Today, he's a typical teenager with his own language (powned, epic fail - what?!), a wacky sense of humour, a need for a lot of sleep and a unique, "why don't you take a shower" aroma. As with most teenagers, his priorities are different than ours (the need to keep his room neat or do chores on time) and his friends are important. He can also be thoughtful, sensitive and helpful. He's smart as a whip, quick with a pun and an awesome drummer.

In grade 9, he's discovering new talents and skills, which are expanding his horizons. I hope I have the opportunity to see what career piques his interest and which girls capture his heart. I get excited envisioning the best for my little boy (for he'll always be that), who made his appearance 14 years ago today.

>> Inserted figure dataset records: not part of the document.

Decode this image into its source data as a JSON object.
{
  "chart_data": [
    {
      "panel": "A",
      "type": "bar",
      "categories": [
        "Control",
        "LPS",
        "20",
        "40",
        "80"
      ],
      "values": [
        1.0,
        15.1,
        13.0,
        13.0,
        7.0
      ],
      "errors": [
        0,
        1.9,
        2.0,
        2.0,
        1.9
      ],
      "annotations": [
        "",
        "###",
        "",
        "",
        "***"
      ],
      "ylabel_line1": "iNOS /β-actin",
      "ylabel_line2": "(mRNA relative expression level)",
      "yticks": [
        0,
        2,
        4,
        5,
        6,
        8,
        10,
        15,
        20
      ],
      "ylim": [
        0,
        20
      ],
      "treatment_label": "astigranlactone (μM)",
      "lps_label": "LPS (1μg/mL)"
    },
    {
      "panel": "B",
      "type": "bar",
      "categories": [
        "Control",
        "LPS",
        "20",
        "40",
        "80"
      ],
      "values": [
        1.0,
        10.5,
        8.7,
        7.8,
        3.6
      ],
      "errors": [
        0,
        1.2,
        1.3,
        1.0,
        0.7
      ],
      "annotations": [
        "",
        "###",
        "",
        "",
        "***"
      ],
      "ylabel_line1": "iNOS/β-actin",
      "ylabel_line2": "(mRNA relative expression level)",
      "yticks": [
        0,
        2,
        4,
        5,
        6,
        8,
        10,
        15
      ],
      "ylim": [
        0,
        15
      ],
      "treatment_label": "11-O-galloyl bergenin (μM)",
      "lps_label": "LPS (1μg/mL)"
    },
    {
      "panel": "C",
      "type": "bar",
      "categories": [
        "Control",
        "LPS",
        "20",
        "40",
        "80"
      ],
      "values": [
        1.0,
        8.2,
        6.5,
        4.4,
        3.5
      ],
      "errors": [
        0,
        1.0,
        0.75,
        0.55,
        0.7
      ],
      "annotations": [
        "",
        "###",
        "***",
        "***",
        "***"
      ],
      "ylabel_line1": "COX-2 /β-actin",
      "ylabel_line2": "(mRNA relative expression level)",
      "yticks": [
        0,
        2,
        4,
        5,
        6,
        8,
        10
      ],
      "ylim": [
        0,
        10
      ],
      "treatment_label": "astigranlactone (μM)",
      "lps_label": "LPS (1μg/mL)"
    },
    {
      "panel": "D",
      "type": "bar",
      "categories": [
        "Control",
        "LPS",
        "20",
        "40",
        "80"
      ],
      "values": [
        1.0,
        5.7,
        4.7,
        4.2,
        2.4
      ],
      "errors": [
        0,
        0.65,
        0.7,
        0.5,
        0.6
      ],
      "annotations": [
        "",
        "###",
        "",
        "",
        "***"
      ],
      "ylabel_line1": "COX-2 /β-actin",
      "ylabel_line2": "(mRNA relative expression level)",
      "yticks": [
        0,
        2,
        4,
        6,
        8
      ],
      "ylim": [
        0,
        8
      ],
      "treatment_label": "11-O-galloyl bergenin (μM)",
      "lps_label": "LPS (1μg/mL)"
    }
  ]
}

P.S. I have an appointment with Dr. W on Tuesday to talk treatment. I was hoping for this week, but no such luck.

Tuesday, November 1, 2011

London Life rocks

Almost nine years ago, I started working for an amazing company, with unbelievably generous people. In early December 2002, I joined London Life's communications department on a one-year contract and I haven't looked back since.

I've always said, it's the people who make or break an organization. Well, those at London Life are the cream of the crop. I've never felt more supported or loved than by my colleagues (aka friends) at this company. When I went into the hospital a month ago, my wonderful friends started asking how they could help me and my family. I was visited by several of them while in the hopsital and food started arriving at my doorstep from the time I arrived home.

These same friends also started Team Tina to participate in the Run for Ovarian Cancer when I was diagnosed in 2009. Many of them participate and raise funds for ovarian cancer research every year, and for that I'm very thankful. This event raises money for ovarian cancer research in London; work that may lead to a discovery to help me in my fight.

London Life, the organization has also been wonderfully supportive during my journey as well. It matches the funds raised by Team Tina, up to $6,000, each year, which gives the diligent researchers even more funds to support their work. In addition, the organization supports me financially through disability benefits while I take time off to fight this stupid disease. I'm lucky to belong to the London Life family.

I went into work yesterday to clean out my cube. I won't be using it for the next six months or so, and space is in high demand. While I was there, many stopped to say hi, give me a hug, ask me if I needed help and wish me well with my treatment. I loved seeing all the friendly, supportive faces. (And apparently, I look much better than I did before I went off. Apparently, I wasn't looking so good.)

Throughout my journey with cancer, my work friends have showered me with food, gifts, love, friendship, hugs and support. At times it's overwhelming how generous people are because I know I can never say thank you enough or repay the generosity. I marvel once again at how lucky I am to have such wonderful people in my life. I'm truly blessed.